There’s a lot of change going on these days. The 100-year storm that wreaked havoc on the east coast of the U.S. recently was apparently the third such storm in the state of Connecticut where I live in the last fifteen months. Such storms happen with some regularity somewhere on the globe, but these are where they’re not “supposed” to be. There’s much that isn’t supposed to be these days. Apparently many of the losing candidates in the recent U.S. national election lost because they failed to recognize the dramatic change in demographics going on in this country, and indeed around the world. There are crises everywhere, from the European Union to the Middle East, to here in the U.S.; things are being turned upside down and we don’t like a lot of it. For many, everything is different from the way it was, from the food we eat, to women in places previously dominated by men, to technology advances so fast we can’t keep up with them. What’s “supposed to be” is being revisited.
Something simple caused me to think more deeply about my need to find a new way of seeing things. Fall has always been my absolute favorite season, something I look forward to as much as some kids wait for Santa Claus. It has that clean crisp New England air and the most brilliant natural art show in the trees renowned around the country. It’s also been my prize for putting up with summer heat and humidity. But last fall’s storms put a major damper on the show with prolonged power outages and major tree damage. The effect was strong enough to stir up a tinge of foreboding for me early this season, “Could it happen again?” And much to my astonishment, along came Sandy!

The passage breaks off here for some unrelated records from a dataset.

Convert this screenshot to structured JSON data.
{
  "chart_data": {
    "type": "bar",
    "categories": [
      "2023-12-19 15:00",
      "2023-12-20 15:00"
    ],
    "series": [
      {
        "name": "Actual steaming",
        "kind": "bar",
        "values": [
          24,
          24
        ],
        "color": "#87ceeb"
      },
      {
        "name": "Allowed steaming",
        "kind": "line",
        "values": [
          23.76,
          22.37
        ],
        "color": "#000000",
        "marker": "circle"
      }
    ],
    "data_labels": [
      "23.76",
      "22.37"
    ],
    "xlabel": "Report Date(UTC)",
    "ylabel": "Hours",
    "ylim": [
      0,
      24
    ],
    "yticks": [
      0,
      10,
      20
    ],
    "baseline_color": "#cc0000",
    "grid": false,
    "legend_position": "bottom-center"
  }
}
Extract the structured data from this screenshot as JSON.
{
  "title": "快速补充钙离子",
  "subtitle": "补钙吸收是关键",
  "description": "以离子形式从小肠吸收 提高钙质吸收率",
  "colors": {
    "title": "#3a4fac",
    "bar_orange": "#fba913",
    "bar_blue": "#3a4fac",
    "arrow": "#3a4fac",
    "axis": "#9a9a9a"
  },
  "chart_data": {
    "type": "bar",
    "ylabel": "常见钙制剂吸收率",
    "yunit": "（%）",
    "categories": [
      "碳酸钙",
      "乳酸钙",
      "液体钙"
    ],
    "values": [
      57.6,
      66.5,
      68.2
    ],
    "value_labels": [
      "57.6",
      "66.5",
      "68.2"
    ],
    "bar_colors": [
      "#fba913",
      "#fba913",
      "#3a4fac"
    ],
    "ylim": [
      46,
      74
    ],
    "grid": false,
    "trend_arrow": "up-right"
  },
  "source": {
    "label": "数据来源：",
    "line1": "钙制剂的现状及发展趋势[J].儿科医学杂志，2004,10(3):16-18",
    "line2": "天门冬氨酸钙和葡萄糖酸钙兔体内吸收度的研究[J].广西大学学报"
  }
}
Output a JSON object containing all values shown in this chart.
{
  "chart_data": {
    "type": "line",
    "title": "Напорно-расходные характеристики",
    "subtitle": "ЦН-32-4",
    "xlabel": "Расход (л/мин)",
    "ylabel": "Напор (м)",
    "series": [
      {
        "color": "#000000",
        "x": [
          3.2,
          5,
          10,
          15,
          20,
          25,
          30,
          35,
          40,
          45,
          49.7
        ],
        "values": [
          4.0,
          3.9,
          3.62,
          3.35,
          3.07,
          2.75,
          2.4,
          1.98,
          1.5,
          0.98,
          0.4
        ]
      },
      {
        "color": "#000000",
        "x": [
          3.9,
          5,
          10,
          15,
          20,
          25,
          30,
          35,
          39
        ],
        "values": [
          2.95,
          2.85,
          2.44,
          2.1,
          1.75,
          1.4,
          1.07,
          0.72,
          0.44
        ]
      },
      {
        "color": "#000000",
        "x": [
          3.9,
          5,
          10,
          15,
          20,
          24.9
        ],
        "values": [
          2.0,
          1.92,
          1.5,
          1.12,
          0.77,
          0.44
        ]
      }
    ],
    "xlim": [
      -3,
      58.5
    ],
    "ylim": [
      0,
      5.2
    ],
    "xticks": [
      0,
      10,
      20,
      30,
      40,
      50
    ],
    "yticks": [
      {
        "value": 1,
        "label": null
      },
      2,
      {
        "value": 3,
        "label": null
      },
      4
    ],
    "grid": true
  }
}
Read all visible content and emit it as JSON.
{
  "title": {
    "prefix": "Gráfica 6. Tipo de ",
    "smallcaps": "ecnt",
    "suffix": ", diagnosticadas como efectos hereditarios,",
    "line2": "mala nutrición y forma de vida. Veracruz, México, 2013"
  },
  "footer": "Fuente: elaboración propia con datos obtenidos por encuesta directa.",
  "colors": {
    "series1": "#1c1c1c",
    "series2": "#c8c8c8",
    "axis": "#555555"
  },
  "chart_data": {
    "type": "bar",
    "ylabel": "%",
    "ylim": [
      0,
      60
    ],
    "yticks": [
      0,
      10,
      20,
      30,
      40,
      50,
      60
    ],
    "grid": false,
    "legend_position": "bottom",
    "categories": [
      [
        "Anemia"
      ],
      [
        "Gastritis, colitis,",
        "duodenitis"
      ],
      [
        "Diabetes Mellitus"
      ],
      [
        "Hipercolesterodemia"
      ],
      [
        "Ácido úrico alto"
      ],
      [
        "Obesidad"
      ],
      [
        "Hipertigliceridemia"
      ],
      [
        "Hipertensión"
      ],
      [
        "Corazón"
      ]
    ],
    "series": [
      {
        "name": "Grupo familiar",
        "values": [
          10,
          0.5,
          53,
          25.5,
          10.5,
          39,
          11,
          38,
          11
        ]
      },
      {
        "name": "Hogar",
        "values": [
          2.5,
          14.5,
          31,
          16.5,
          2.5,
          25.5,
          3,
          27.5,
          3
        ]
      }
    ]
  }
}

I’ve realized I have to let go of placing so much of my joy in situations and circumstances, in events, in places, or things. A spiritual mentor of mine admonished me years ago not to be so “event-driven” in response to my telling him how I looked forward all year to his annual conference. It’s taken me a while to get his point.
As beautiful as autumn is in this part of the country, there’s no less beauty or joy in other seasons, in other days, in other moments. I‘ve missed some of it by putting so much focus on one grand spectacle. I missed spring for years because it served only to remind me that summer was coming. As much as I love flowers, and gardening, I missed out on much of that struggling against summer’s heat and little critters. To my credit, I started appreciating these seasons years before the storms came to CT. I’d made a concerted effort to notice things, like the delicate beauty of little shoots starting to push through the ground, reminiscent of chicks pecking opening their shells, and popping out in wonderment to greet their new world. And summer now has me so focused on the sun and heat the flowers need, I overlook my personal discomfort! There’s an endless parade of joy every day, if I’m willing to keep discovering it. Indeed my new normal is discovery!
So, in the world things seem to be turning up side down, but the earth always gets pushed around a bit as new shoots push their way up from the depths, but it all rights itself eventually. The world’s seen lots of upheaval in its history, something wonderful eventually came out of it. So, I can stop worrying about the loss of a season as I knew it, or the rapid rate of change in everything, and concentrate on watching to see what new sprouts will come. As my mentor also said about how to approach life, “Always be willing to be surprised!”